Hanging in the Balance
June 2019 – That was a bitch of a month.
It’s been a while since I’ve had the strange tummy twirling. I guess other people call them “butterflies” – it feels more thuddy than the usual ‘excited / nerves’ sensations. I thought it was possibly hunger but, I think we both know that it’s not. Ten days ago, I was practising writing with techniques used at a university “creative writing class”. I thoroughly enjoyed the classes / lectures.
I was inspired to write free verse poetry using photo prompts. Scrolling Twitter shortly afterwards, a professional writer (@sex blog of sorts) posted about a #365 daily writing challenge. It piqued my interest as a realistic goal. I think I produced some very average stuff. I shared a few with ‘’MyEditor” but not as part of my blog. I just go with the words thought and feelings to reach my goal word count. I generally manage 150 to 185 words on first attempt with a blank page on the iPad. A bit of people watching, drinking a mocha, then a few shorter bursts to hit the 365 word count. I was quite pleased with myself that I’ve managed a structured approach to writing.

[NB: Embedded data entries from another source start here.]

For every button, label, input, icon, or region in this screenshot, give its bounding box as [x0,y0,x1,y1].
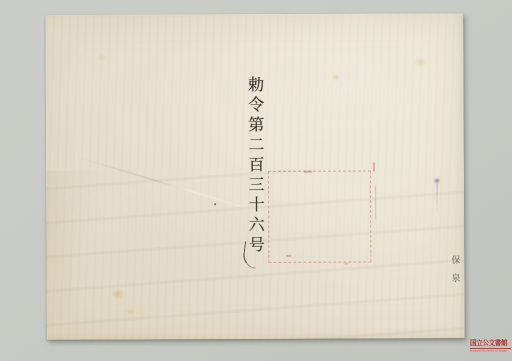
side-annotation-marks: 保泉 [448,255,461,291]
stamp-bleed-fleck [375,185,376,219]
purple-ink-streak [436,183,438,213]
paper-sheet: 勅令第二百三十六号 保泉 [45,13,464,340]
age-stain [411,55,429,69]
age-stain [108,287,127,302]
stamp-bleed-fleck [373,162,375,171]
age-stain [125,307,137,317]
stamp-bleed-fleck [344,263,348,265]
ink-speck [214,203,216,205]
archives-watermark-english: National Archives of Japan [470,349,502,352]
ink-speck [258,164,259,165]
paper-crease [75,155,268,215]
stamp-bleed-outline [268,170,371,262]
stamp-bleed-fleck [286,255,291,257]
stamp-bleed-fleck [304,171,312,173]
age-stain [330,72,343,83]
age-stain [95,53,107,63]
scanned-document-view: 勅令第二百三十六号 保泉 国立公文書館 National Archives of… [0,0,512,361]
archives-watermark: 国立公文書館 National Archives of Japan [470,340,511,353]
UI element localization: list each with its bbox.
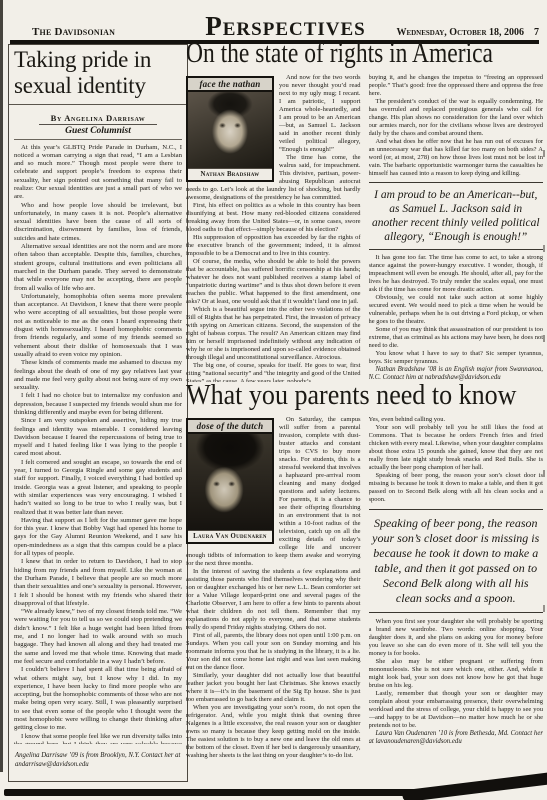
paragraph: Who and how people love should be irrele… (14, 202, 182, 243)
headline-parents: What you parents need to know (186, 382, 518, 410)
parents-col-1: dose of the dutch Laura Van Oudenaren On… (186, 416, 361, 782)
parents-col-2: Yes, even behind calling you.Your son wi… (369, 416, 544, 782)
byline-author: By Angelina Darrisaw (39, 113, 158, 125)
paragraph: Some of you may think that assassination… (369, 326, 544, 350)
paragraph: You know what I have to say to that? Sic… (369, 350, 544, 366)
rights-columns: face the nathan Nathan Bradshaw And now … (186, 74, 543, 382)
paragraph: The president’s conduct of the war is eq… (369, 98, 544, 138)
paragraph: Alternative sexual identities are not th… (14, 243, 182, 293)
paragraph: “We already knew,” two of my closest fri… (14, 608, 182, 666)
paragraph: At this year’s GLBTQ Pride Parade in Dur… (14, 144, 182, 202)
paragraph: First of all, parents, the library does … (186, 632, 361, 672)
paragraph: Yes, even behind calling you. (369, 416, 544, 424)
headline-rights: On the state of rights in America (186, 40, 486, 68)
scan-artifact-dash (543, 605, 545, 612)
column-text: buying it, and he changes the impetus to… (369, 74, 544, 178)
paragraph: First, his effect on politics as a whole… (186, 202, 361, 234)
byline-block: By Angelina Darrisaw Guest Columnist (14, 108, 182, 140)
paragraph: Lastly, remember that though your son or… (369, 690, 544, 730)
columnist-photo-nathan (188, 92, 272, 168)
paragraph: Since I am very outspoken and assertive,… (14, 417, 182, 458)
column-text: It has gone too far. The time has come t… (369, 254, 544, 366)
article-parents: What you parents need to know dose of th… (186, 382, 543, 782)
paragraph: buying it, and he changes the impetus to… (369, 74, 544, 98)
column-kicker: dose of the dutch (188, 420, 272, 434)
issue-date: Wednesday, October 18, 2006 (396, 27, 524, 38)
rights-col-1: face the nathan Nathan Bradshaw And now … (186, 74, 361, 382)
scan-artifact-bottom-bar (4, 789, 428, 796)
paragraph: Of course, the media, who should be able… (186, 258, 361, 306)
paragraph: Having that support as I left for the su… (14, 517, 182, 558)
section-title: Perspectives (205, 15, 365, 38)
newspaper-page: { "masthead": { "paper": "The Davidsonia… (0, 0, 547, 800)
paragraph: Speaking of beer pong, the reason your s… (369, 472, 544, 504)
paragraph: In the interest of saving the students a… (186, 568, 361, 632)
paragraph: When you first see your daughter she wil… (369, 618, 544, 658)
column-text: When you first see your daughter she wil… (369, 618, 544, 730)
article-taking-pride: Taking pride in sexual identity By Angel… (8, 44, 188, 782)
paragraph: Similarly, your daughter did not actuall… (186, 672, 361, 704)
photo-caption: Nathan Bradshaw (188, 168, 272, 180)
article-body: At this year’s GLBTQ Pride Parade in Dur… (14, 144, 182, 744)
main-area: On the state of rights in America face t… (186, 40, 543, 782)
paragraph: Obviously, we could not take such action… (369, 294, 544, 326)
scan-artifact-dash (543, 470, 545, 477)
column-kicker: face the nathan (188, 78, 272, 92)
paragraph: Unfortunately, homophobia often seems mo… (14, 293, 182, 359)
author-credit: Laura Van Oudenaren ’10 is from Bethesda… (369, 730, 544, 747)
paragraph: When you are investigating your son’s ro… (186, 704, 361, 760)
headline-line-2: sexual identity (14, 73, 146, 98)
paragraph: I know that some people feel like we run… (14, 733, 182, 744)
article-rights: On the state of rights in America face t… (186, 40, 543, 382)
pull-quote: Speaking of beer pong, the reason your s… (369, 509, 544, 613)
columnist-box-nathan: face the nathan Nathan Bradshaw (186, 76, 274, 182)
rights-col-2: buying it, and he changes the impetus to… (369, 74, 544, 382)
paragraph: These kinds of comments made me ashamed … (14, 359, 182, 392)
columnist-photo-laura (188, 434, 272, 530)
paragraph: Your son will probably tell you he still… (369, 424, 544, 472)
page-number: 7 (534, 27, 539, 38)
scan-artifact-dash (543, 335, 545, 342)
columnist-box-laura: dose of the dutch Laura Van Oudenaren (186, 418, 274, 544)
paragraph: I felt I had no choice but to internaliz… (14, 392, 182, 417)
pull-quote: I am proud to be an American--but, as Sa… (369, 182, 544, 250)
paragraph: His suppression of opposition has exceed… (186, 234, 361, 258)
paragraph: Which is a beautiful segue into the othe… (186, 306, 361, 362)
author-credit: Angelina Darrisaw ’09 is from Brooklyn, … (15, 752, 181, 769)
paper-name: The Davidsonian (10, 26, 205, 38)
paragraph: She also may be either pregnant or suffe… (369, 658, 544, 690)
parents-columns: dose of the dutch Laura Van Oudenaren On… (186, 416, 543, 782)
date-line: Wednesday, October 18, 20067 (366, 27, 539, 38)
paragraph: I felt cornered and sought an escape, so… (14, 459, 182, 517)
paragraph: I couldn’t believe I had spent all that … (14, 666, 182, 732)
column-text: Yes, even behind calling you.Your son wi… (369, 416, 544, 504)
paragraph: I knew that in order to return to Davids… (14, 558, 182, 608)
headline-taking-pride: Taking pride in sexual identity (9, 45, 187, 105)
scan-artifact-dash (543, 150, 545, 157)
paragraph: And what does he offer now that he has r… (369, 138, 544, 178)
byline-role: Guest Columnist (14, 126, 182, 136)
headline-line-1: Taking pride in (14, 47, 151, 72)
paragraph: It has gone too far. The time has come t… (369, 254, 544, 294)
scan-artifact-left-edge (0, 0, 3, 772)
paragraph: The big one, of course, speaks for itsel… (186, 362, 361, 382)
photo-caption: Laura Van Oudenaren (188, 530, 272, 542)
scan-artifact-dash (543, 245, 545, 252)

The day in question, was beautifully sunny so I started to write about being ‘in the moment’ – anyone that’s been in therapy knows the key phrases, several of which irritated the hell out of me as I felt “played” all over again. Yet that day, I was enjoying ‘the here and now”. I was relatively happy, relaxed, enjoying the day and my non-alcoholic cold drink. I could feel all my surroundings, the heat, my arse on the seat and my feet on the ground. I could hear others conversations. In the scheme of my daily existence, I was ‘safe’ .
Something about that piece of writing flowed effortlessly, a subconscious stream, I only realised what I’d written when I felt my eyes burning and I felt nausea rise, my heart was racing, I couldn’t breathe and I felt faint. I reached in my bag for tissues as I tasted vomit in the back of my mouth.
The strangest thing happened next. I felt as though I were a stringed puppet, being callously dangled. I was shown a full mental recall of sights sounds and how my body was being assaulted. Although I knew exactly what I was ‘seeing’, I was still aware of my surroundings. It was an out of body flashback. In the past I’ve only been given teeny glimpses into (horrific ) past events. This was very different. The last time something similar happened I was able to talk it through with “daddy mindWizard” – I have never felt quite so alone and scared as I did last week. My first thought was to contact him. I can’t do that now. That’s what makes the recall and consequences all the more unbearable. The only person I trusted in many years, with my life – his hand around my throat – never cared about me or my safety at all.
In fact, it was due to him that all the buried memories that I’d been made to think were all my fault, were released.
It hit home, even harder. With a punch that lasted.
“…….Maybe this happens as a result of placing so much trust in someone. If you trust someone to tie you up until you have no more physical control, then it makes sense that you trust them to listen and offer sensible advice……” @lovelustlondon
(Quote used – with permission)
This one paragraph reinforces everything I thought was true and later learnt was a handful of well crafted and frequently used lies. I was never safe.
Now I’m left stranded on the outside of everyone. Too many memories that I can’t handle and can’t dump them anywhere as its too much for most to process and support.
Therapy journalling two years ago, turned into writing and finally blogging and a way to control my then erratic frustration from “Tw-Idiots”.
I should’ve immediately told them to PhuqueOrf. At the time, I was too embedded into a manipulated obedience mindset. A planted reality. Non consensual d/s instruction, not to ignore or be rude to others. To prevent my thoughts and emotions spilling into real life. Trying not to shred people that may not have (always) deserved my sharp tongue.
Hindsight has shown that most of them, in fact, did need swift dispatch.
I’m still in two minds to release “that flashback “ piece of writing. I could describe to readers exactly what it is like to be me. Whether I should actually throw you into that time and place ? It may haunt some for a while, my indecision remains.
For someone that has life decisions made for her via Kangaroo Courts – this time, the irony, I have control.